Towards Usable Privacy and Identity Management for Smart Environments

Abstract: Smart environments provide users with a large number of new services that will improve their lives, however, they also have the potential for collecting staggering amounts of personal information, which, if misused, poses a multitude of privacy threats to users ranging from identification, tracking, stalking, monitoring and profiling.

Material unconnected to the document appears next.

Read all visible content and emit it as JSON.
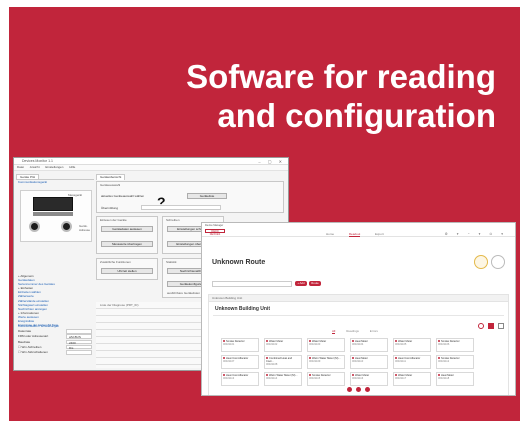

Consequently, the users’ right to informational self-determination is at stake in smart environments. Usable Privacy-Enhancing Identity Management (PE-IdM) can re-establish user control by offering users a selection of meaningful privacy preference settings that they could choose from. However, different privacy trade-offs need to be considered and managed for the configuration of the identity management system as well as cultural privacy aspects influencing user's privacy preferences. Guidelines for usable management of privacy settings that address varying end user preferences for control and privacy conflicting goals are needed.  The objective of this thesis is to explore approaches for enforcing usable PE-IdM for smart environments, with a focus on vehicular ad hoc networks (VANETs). To that end, we unravel the technical state of the art regarding the problem space and solutions, as well as investigating users’ privacy preferences cross-culturally in Sweden and South Africa. We elicit requirements for achieving usable PE-IdM, which are based on usable configuration options, offering suitable selectable privacy settings that will cater for the needs and preferences of users with different cultural backgrounds.